7 Comments leave one →
  1. July 7, 2009 5:25 am

    I think everyone is burnt out on the Tudors these days! They’re all switching over to the Wars of the Roses. Which is simultaneously good and bad for me. This one features my dissertation subject, so I’ve had it on hold at the library for a long time. I hope it comes in soon!

  2. July 7, 2009 8:41 am

    I’ve never read anything about the War of the Roses, so this sounds good to me.

  3. July 7, 2009 10:34 am

    Meghan – I’ll be really interested to see what you think of it, since you know so much more about the subject than I do. Hopefully you’ll still enjoy it, even though it is what you do all day. :)

    bermudaonion – This would be a good place to start, as would The Daughter of Time, which is a historical mystery with a modern detective/historian trying to determine whether Richard III was really the villain Shakespeare painted him to be, and what was the real fate of the Princes in the Tower.

  4. July 7, 2009 3:27 pm

    Everyone knows Elizabeth Woodville’s mother Jacquetta used witchcraft.

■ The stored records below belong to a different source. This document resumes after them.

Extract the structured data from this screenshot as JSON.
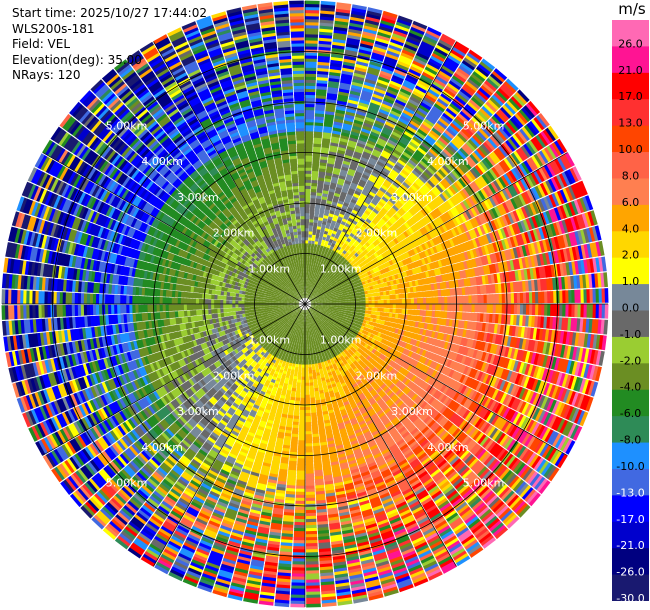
{
  "header": {
    "start_time": "Start time: 2025/10/27 17:44:02",
    "instrument": "WLS200s-181",
    "field": "Field: VEL",
    "elevation": "Elevation(deg): 35.00",
    "nrays": "NRays: 120"
  },
  "chart_data": {
    "type": "heatmap",
    "projection": "polar",
    "n_rays": 120,
    "range_rings_km": [
      1,
      2,
      3,
      4,
      5
    ],
    "range_labels": [
      "1.00km",
      "2.00km",
      "3.00km",
      "4.00km",
      "5.00km"
    ],
    "max_range_km": 6.0,
    "colorbar": {
      "unit": "m/s",
      "ticks": [
        "26.0",
        "21.0",
        "17.0",
        "13.0",
        "10.0",
        "8.0",
        "6.0",
        "4.0",
        "2.0",
        "1.0",
        "0.0",
        "-1.0",
        "-2.0",
        "-4.0",
        "-6.0",
        "-8.0",
        "-10.0",
        "-13.0",
        "-17.0",
        "-21.0",
        "-26.0",
        "-30.0"
      ],
      "bins": [
        {
          "from": 26,
          "to": 30,
          "color": "#ff69b4"
        },
        {
          "from": 21,
          "to": 26,
          "color": "#ff1493"
        },
        {
          "from": 17,
          "to": 21,
          "color": "#ff0000"
        },
        {
          "from": 13,
          "to": 17,
          "color": "#ff3030"
        },
        {
          "from": 10,
          "to": 13,
          "color": "#ff4500"
        },
        {
          "from": 8,
          "to": 10,
          "color": "#ff6347"
        },
        {
          "from": 6,
          "to": 8,
          "color": "#ff7f50"
        },
        {
          "from": 4,
          "to": 6,
          "color": "#ffa500"
        },
        {
          "from": 2,
          "to": 4,
          "color": "#ffd700"
        },
        {
          "from": 1,
          "to": 2,
          "color": "#ffff00"
        },
        {
          "from": 0,
          "to": 1,
          "color": "#778899"
        },
        {
          "from": -1,
          "to": 0,
          "color": "#696969"
        },
        {
          "from": -2,
          "to": -1,
          "color": "#9acd32"
        },
        {
          "from": -4,
          "to": -2,
          "color": "#6b8e23"
        },
        {
          "from": -6,
          "to": -4,
          "color": "#228b22"
        },
        {
          "from": -8,
          "to": -6,
          "color": "#2e8b57"
        },
        {
          "from": -10,
          "to": -8,
          "color": "#1e90ff"
        },
        {
          "from": -13,
          "to": -10,
          "color": "#4169e1"
        },
        {
          "from": -17,
          "to": -13,
          "color": "#0000ff"
        },
        {
          "from": -21,
          "to": -17,
          "color": "#0000cd"
        },
        {
          "from": -26,
          "to": -21,
          "color": "#000080"
        },
        {
          "from": -30,
          "to": -26,
          "color": "#191970"
        }
      ]
    }
  }
}
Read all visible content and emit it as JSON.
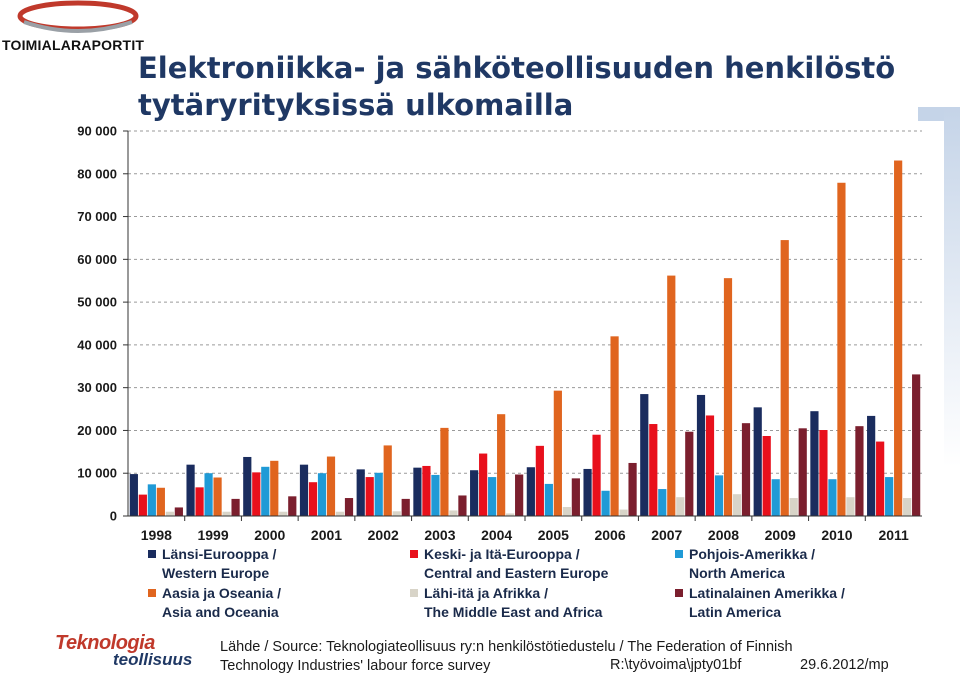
{
  "brand": {
    "name": "TOIMIALARAPORTIT",
    "logo_color": "#c0392b"
  },
  "title": {
    "line1": "Elektroniikka- ja sähköteollisuuden henkilöstö",
    "line2": "tytäryrityksissä ulkomailla"
  },
  "chart_data": {
    "type": "bar",
    "categories": [
      "1998",
      "1999",
      "2000",
      "2001",
      "2002",
      "2003",
      "2004",
      "2005",
      "2006",
      "2007",
      "2008",
      "2009",
      "2010",
      "2011"
    ],
    "ylim": [
      0,
      90000
    ],
    "yticks": [
      "0",
      "10 000",
      "20 000",
      "30 000",
      "40 000",
      "50 000",
      "60 000",
      "70 000",
      "80 000",
      "90 000"
    ],
    "grid": "dashed horizontal",
    "legend_position": "bottom",
    "series": [
      {
        "name": "Länsi-Eurooppa / Western Europe",
        "name_fi": "Länsi-Eurooppa /",
        "name_en": "Western Europe",
        "color": "#1a2c5e",
        "values": [
          9800,
          12000,
          13800,
          12000,
          10900,
          11300,
          10700,
          11400,
          11000,
          28500,
          28300,
          25400,
          24500,
          23400
        ]
      },
      {
        "name": "Keski- ja Itä-Eurooppa / Central and Eastern Europe",
        "name_fi": "Keski- ja Itä-Eurooppa /",
        "name_en": "Central and Eastern Europe",
        "color": "#e8101c",
        "values": [
          5000,
          6700,
          10200,
          7900,
          9100,
          11700,
          14600,
          16400,
          19000,
          21500,
          23500,
          18700,
          20100,
          17400
        ]
      },
      {
        "name": "Pohjois-Amerikka / North America",
        "name_fi": "Pohjois-Amerikka /",
        "name_en": "North America",
        "color": "#1f9ad6",
        "values": [
          7400,
          10000,
          11500,
          10000,
          10100,
          9600,
          9100,
          7500,
          5900,
          6300,
          9500,
          8600,
          8600,
          9100
        ]
      },
      {
        "name": "Aasia ja Oseania / Asia and Oceania",
        "name_fi": "Aasia ja Oseania /",
        "name_en": "Asia and Oceania",
        "color": "#e0651f",
        "values": [
          6600,
          9000,
          12900,
          13900,
          16500,
          20600,
          23800,
          29300,
          42000,
          56200,
          55600,
          64500,
          77900,
          83100
        ]
      },
      {
        "name": "Lähi-itä ja Afrikka / The Middle East and Africa",
        "name_fi": "Lähi-itä ja Afrikka /",
        "name_en": "The Middle East and Africa",
        "color": "#d8d4c8",
        "values": [
          1000,
          1000,
          1000,
          1000,
          1100,
          1300,
          600,
          2100,
          1500,
          4400,
          5100,
          4200,
          4400,
          4200
        ]
      },
      {
        "name": "Latinalainen Amerikka / Latin America",
        "name_fi": "Latinalainen Amerikka /",
        "name_en": "Latin America",
        "color": "#7b1f2e",
        "values": [
          2000,
          4000,
          4600,
          4200,
          4000,
          4800,
          9700,
          8800,
          12400,
          19700,
          21700,
          20500,
          21000,
          33100
        ]
      }
    ]
  },
  "footer": {
    "logo_line1": "Teknologia",
    "logo_line2": "teollisuus",
    "source_line1": "Lähde / Source: Teknologiateollisuus ry:n henkilöstötiedustelu / The Federation of Finnish",
    "source_line2": "Technology Industries' labour force survey",
    "ref": "R:\\työvoima\\jpty01bf",
    "date": "29.6.2012/mp"
  }
}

    The Daughter of Time was great! And Richard III is too, even if it is a tool of the Tudors. Looks like I’ll have to pick up A Secret Alchemy….(Can you tell where I land on the war of the Roses? lol)

  5. July 7, 2009 3:32 pm

    Carrie – Heh, the witchcraft allegations are actually brought up, albeit glancingly. I think Darwin’s portrayal of Richard III is somewhere in between Tey and Shakespeare – understandable, given that the Woodvilles are her protagonists.

  6. July 7, 2009 6:12 pm

    I’m the same as you….read, and still have, “The Daughter of Time”– and a long time ago, too. Loved it.

    My last blog post discusses the author Alison Weir,
    who also wrote the non-fiction “The Princes in the Tower”. This would provide a good historical background on the Lancasters and Yorks …. and her own conclusion on whether Richard III did it or not.

    I’m going to have to head over to your give-away post :-).

  7. July 9, 2009 2:06 pm

    Valerie – The Princes in the Tower sounds like it would be an excellent complement to this book!